Edit: I didn't see that the function should have the continuous fiber, so let me rewrite my answer. Let $S$ be the topologist's sine curve $$ S=\{(x,\sin(1/x):x\in (0,1]\} $$ and take the closure of it $$ \bar S = S\cup \{(0,y):y\in [-1,1]\} $$ This is connected, compact, but not path-connected. Actually, $X$ is not a CW-complex. Let $X$ be the quotient space of $\bar S$ by identfying $(1,\sin1)$ and $(0,0)$. Now consider a surjection $f: X \to S^1$ defined as following. $$ f(0,y)=1\ (-1\leq y \leq 1)\\ f(x,\sin(1/x))=e^{2i\pi x}\ (0<x\leq1) $$ This is a continuous map, and the fibers are all connected because it is either a single point or a line segment $\{(0,y)\}$. But $\pi_1(X)=0$ and $\pi_1(S^1)=\mathbb{Z}$, so $f^*$ is not surjective.

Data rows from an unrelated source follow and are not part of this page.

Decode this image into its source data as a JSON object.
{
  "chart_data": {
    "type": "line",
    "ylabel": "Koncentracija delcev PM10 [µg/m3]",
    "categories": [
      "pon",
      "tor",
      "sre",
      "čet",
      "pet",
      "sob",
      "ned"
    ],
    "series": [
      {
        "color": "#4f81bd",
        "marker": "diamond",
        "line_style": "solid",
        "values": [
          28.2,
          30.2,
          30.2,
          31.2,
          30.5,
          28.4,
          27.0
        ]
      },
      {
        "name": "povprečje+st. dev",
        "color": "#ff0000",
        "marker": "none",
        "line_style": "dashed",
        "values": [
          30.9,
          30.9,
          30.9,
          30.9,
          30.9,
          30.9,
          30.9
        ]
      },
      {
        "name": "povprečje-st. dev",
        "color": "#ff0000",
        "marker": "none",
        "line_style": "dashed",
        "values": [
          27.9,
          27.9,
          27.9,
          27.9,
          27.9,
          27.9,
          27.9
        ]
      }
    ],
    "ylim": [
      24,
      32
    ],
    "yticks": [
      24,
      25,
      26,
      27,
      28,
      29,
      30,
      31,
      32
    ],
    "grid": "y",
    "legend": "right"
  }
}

I am not sure if the proposition is true when $X$ is CW-complex.
On
One good way to rule out pathologies such as the Warsaw circle is to restrict ourselves to the piecewise linear category. I think that in this case, the map is always onto in $\pi_1$.

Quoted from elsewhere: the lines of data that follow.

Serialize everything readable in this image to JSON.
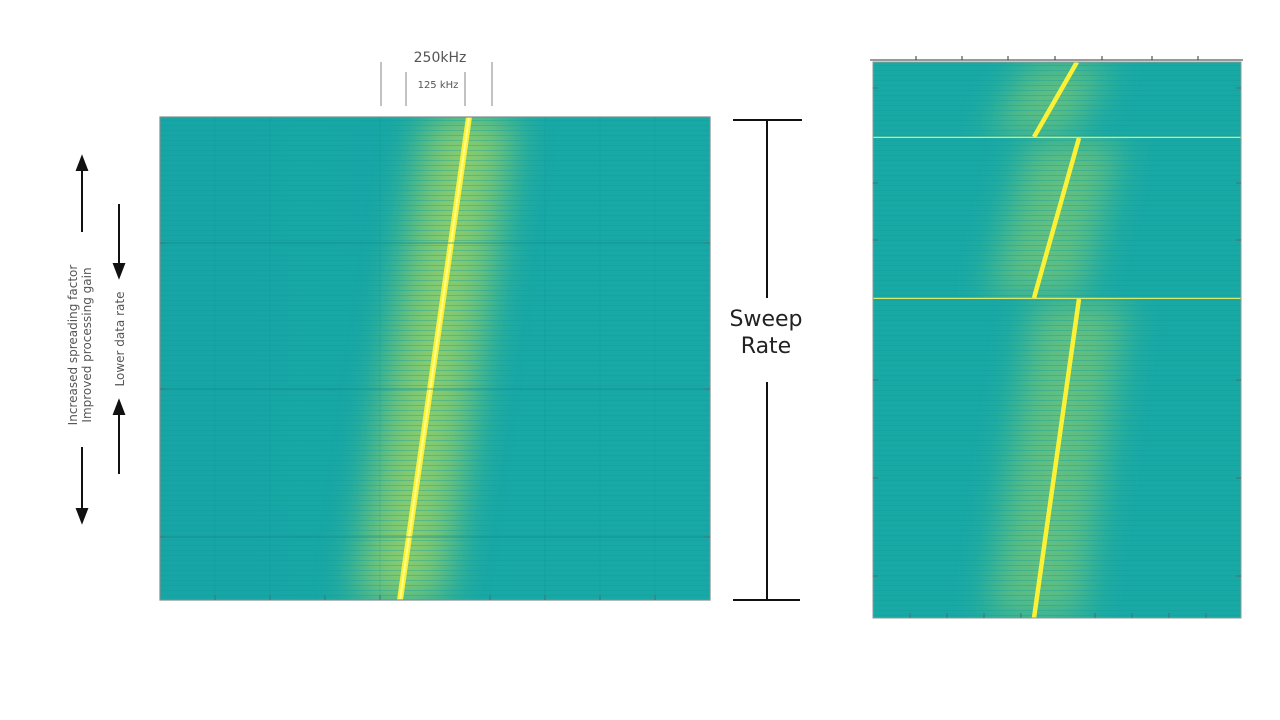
{
  "bandwidth_labels": {
    "outer": "250kHz",
    "inner": "125 kHz"
  },
  "sweep_label": {
    "line1": "Sweep",
    "line2": "Rate"
  },
  "left_annotations": {
    "line1": "Increased spreading factor",
    "line2": "Improved processing gain",
    "line3": "Lower data rate"
  },
  "colors": {
    "background_teal": "#1aaba4",
    "chirp_yellow": "#f5ef3a",
    "glow_green": "#8fce5a",
    "arrow_black": "#111111",
    "frame_gray": "#9a9a9a"
  },
  "spectrograms": {
    "main": {
      "description_visible": false
    },
    "segments": 3
  }
}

Suppose that $\gamma: S^1 \to Y$ is a loop in $Y$. Since everything is PL, look at the original map $f$ as a map from the $1$-skeleton of $X$ to the $1$-skeleton of $Y$, a homomorphism of undirected graphs. $\gamma$ is now a finite loop of of directed edges in $Y$. Because $f$ is onto, each of these edges can be lifted to $X$. Say we have two consecutive edges $y$ and $y'$, where $y = (y_0, y_1)$, $y' = (y'_0, y'_1)$, and $y_1 = y'_0$. These lift to $(x_0, x_1)$ and $(x'_0, x'_1)$.

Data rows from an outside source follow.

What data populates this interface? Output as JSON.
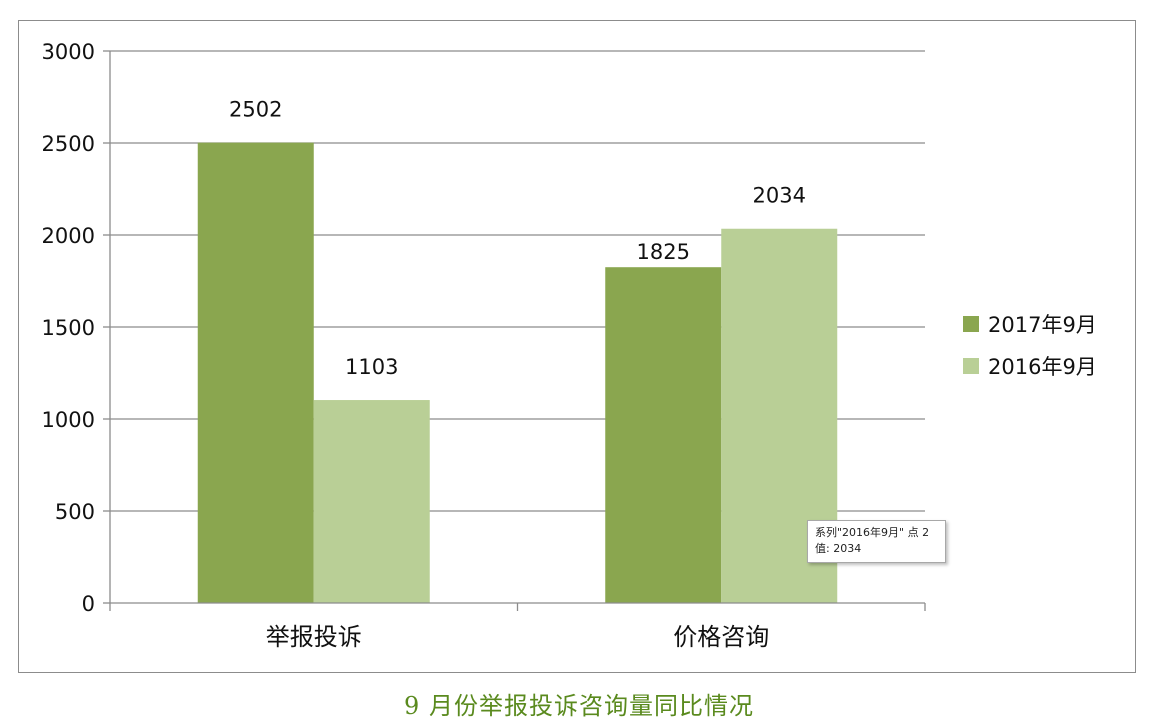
{
  "chart_data": {
    "type": "bar",
    "categories": [
      "举报投诉",
      "价格咨询"
    ],
    "series": [
      {
        "name": "2017年9月",
        "values": [
          2502,
          1825
        ],
        "color": "#8aa64f"
      },
      {
        "name": "2016年9月",
        "values": [
          1103,
          2034
        ],
        "color": "#b9cf96"
      }
    ],
    "ylim": [
      0,
      3000
    ],
    "yticks": [
      0,
      500,
      1000,
      1500,
      2000,
      2500,
      3000
    ],
    "grid": true,
    "legend": "right",
    "data_labels": true
  },
  "tooltip": {
    "line1": "系列\"2016年9月\" 点 2",
    "line2": "值: 2034"
  },
  "caption": "9 月份举报投诉咨询量同比情况"
}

But also, the fiber $f^{-1}(y_1)$ is connected, so there is a path in that fiber from $x_1$ to $x'_0$. So we can stitch together the lifted edges to get a finite loop $\beta$ in $X$ which is a lift of $\gamma$ up to homotopy: $f \circ \beta \sim \gamma$. Now at the level of $\pi_1$, $f^*([\beta]) = [\gamma]$, so $f^*$ is onto.
No for general spaces.
Following Qiaochu Yuan:
Let $X$ be the Warsaw circle (the version that is path-connected, like this). Let $Y=S^1$. Radially project $X$ to $Y$. The projection cannot induce a surjective homomorphism between the fundamental groups, as $X$ is simply connected. The fibers of the projection maps over every point is a singleton except for one exceptional point where the fiber is a line.
Edit:
The main theorem of this paper of Smale seems to answer your question. (I think $LC^n$) means that it is locally $n$-connected, but Smale doesn't seem to define this.